AWS “Pending” States Are a Blueprint for Async Deployments

I keep noticing the same shape across AWS provisioning APIs:

the API returns quickly
the real work continues in the control plane
and you learn the outcome by watching an explicit status machine

We treat this as “just how AWS works”, but it’s also a pretty solid blueprint for how deployments should behave.

In this post, I’m going to reverse-engineer that shape using two AWS examples most of us have touched:

ACM certificates that sit in PENDING_VALIDATION
RDS instances that are creating until they become available

If you’ve ever stared at a console page refreshing it like it owes you certainty, you already understand the problem this is trying to solve.

What I mean by “async” (in plain words)

When an AWS API is “async”, the request/response is not the same thing as “the work is done”.

You call an API that starts something.
AWS responds quickly (often with an ARN/ID).
The resource enters some intermediate state.
You either poll (or use a waiter) to find out when it’s finished.

That “intermediate state” is the key detail.

It’s AWS being honest: real infrastructure changes are multi-step, distributed, and sometimes blocked on things outside AWS.

Example 1: ACM and the most human state: `PENDING_VALIDATION`

This one hit me because it feels less like “AWS is computing” and more like “AWS is waiting”.

You request a certificate from AWS Certificate Manager (ACM) and you get back a certificate ARN.

At that point, you feel like you created a certificate.

But then it sits in:

PENDING_VALIDATION

If you’re doing DNS validation (which many of us do), AWS gives you a CNAME record to create.
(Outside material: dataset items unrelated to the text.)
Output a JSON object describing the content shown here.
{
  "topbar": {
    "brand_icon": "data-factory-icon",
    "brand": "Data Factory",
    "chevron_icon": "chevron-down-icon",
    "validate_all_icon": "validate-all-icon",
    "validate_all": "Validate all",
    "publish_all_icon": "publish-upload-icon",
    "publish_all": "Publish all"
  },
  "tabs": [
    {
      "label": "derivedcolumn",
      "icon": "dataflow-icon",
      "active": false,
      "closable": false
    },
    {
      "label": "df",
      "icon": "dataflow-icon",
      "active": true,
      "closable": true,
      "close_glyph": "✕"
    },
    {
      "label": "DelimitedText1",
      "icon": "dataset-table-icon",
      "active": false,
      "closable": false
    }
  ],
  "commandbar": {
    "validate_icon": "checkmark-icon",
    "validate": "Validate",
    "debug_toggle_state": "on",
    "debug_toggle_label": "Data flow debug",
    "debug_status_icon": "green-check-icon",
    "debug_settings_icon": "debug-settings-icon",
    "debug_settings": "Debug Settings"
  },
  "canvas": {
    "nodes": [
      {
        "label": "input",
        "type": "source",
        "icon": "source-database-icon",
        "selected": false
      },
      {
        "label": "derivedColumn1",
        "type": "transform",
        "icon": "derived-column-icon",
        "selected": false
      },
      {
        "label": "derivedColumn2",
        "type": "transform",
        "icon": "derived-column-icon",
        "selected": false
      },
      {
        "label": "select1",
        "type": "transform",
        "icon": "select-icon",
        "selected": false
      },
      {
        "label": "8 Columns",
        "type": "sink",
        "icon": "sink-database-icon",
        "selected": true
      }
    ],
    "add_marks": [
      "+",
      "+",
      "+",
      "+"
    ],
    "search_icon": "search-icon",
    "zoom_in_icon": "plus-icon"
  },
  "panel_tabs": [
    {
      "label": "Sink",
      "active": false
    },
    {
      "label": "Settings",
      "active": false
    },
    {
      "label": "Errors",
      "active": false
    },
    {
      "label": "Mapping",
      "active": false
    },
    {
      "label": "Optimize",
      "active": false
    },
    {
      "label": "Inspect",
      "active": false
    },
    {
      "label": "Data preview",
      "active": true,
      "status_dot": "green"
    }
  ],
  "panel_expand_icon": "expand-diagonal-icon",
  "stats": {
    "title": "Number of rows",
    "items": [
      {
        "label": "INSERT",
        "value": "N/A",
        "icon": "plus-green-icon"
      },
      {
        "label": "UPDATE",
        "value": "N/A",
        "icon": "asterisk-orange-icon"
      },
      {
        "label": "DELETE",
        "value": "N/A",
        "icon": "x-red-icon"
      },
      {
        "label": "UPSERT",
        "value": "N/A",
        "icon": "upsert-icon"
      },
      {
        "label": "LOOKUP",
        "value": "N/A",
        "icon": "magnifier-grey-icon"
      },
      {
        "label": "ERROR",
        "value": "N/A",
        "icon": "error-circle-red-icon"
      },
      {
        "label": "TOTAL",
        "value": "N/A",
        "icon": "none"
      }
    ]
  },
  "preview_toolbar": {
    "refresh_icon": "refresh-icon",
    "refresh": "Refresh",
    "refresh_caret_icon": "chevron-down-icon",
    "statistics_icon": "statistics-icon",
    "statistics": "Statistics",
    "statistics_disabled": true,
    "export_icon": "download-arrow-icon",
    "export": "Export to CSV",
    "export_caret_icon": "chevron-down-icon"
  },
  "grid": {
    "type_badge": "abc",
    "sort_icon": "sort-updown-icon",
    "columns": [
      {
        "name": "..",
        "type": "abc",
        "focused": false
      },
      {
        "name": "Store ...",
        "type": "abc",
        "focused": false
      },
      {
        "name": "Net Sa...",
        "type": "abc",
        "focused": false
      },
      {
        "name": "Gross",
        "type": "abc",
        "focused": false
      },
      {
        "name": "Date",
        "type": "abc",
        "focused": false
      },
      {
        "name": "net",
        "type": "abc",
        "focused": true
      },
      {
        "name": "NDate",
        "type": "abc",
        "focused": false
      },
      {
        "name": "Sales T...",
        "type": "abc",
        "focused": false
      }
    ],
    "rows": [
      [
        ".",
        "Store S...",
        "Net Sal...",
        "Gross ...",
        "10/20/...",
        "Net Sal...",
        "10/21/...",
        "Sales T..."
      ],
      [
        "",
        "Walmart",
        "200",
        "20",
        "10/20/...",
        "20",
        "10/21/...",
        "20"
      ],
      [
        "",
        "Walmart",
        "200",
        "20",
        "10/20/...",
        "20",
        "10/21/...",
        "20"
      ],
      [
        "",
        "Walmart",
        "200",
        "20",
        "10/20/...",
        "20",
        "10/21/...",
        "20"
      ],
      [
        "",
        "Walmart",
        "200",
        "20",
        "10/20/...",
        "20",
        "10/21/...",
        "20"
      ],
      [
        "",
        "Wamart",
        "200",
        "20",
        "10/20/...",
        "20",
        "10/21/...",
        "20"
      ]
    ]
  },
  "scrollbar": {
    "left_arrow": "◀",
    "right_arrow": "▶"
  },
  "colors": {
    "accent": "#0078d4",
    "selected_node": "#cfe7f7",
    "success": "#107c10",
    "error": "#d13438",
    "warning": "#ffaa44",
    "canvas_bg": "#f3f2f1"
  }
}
Until that record exists and propagates, the system can’t move forward.

Here’s what I find interesting:

The system is not “broken”.
The system is not “slow”.
The system is waiting on an external dependency.

If I translate that into deployment language, this feels like:

waiting for a human approval
waiting for a change freeze to end
waiting for a metric window to complete
waiting for a dependency to be ready

The empathy bit

When I’m new to a system, PENDING_VALIDATION can be emotionally uncomfortable.

Not because it’s wrong—because it’s unclear.

The difference between calm waiting and anxious waiting is:

do I know what it’s waiting for?
do I know what I can do next?
do I know how long it might take?

ACM is actually pretty good UX here because it tells you the exact DNS record it expects.

That is a lesson I want to steal for “async deployments”: if a workflow is blocked, it should be explicit about the reason and the next safe action.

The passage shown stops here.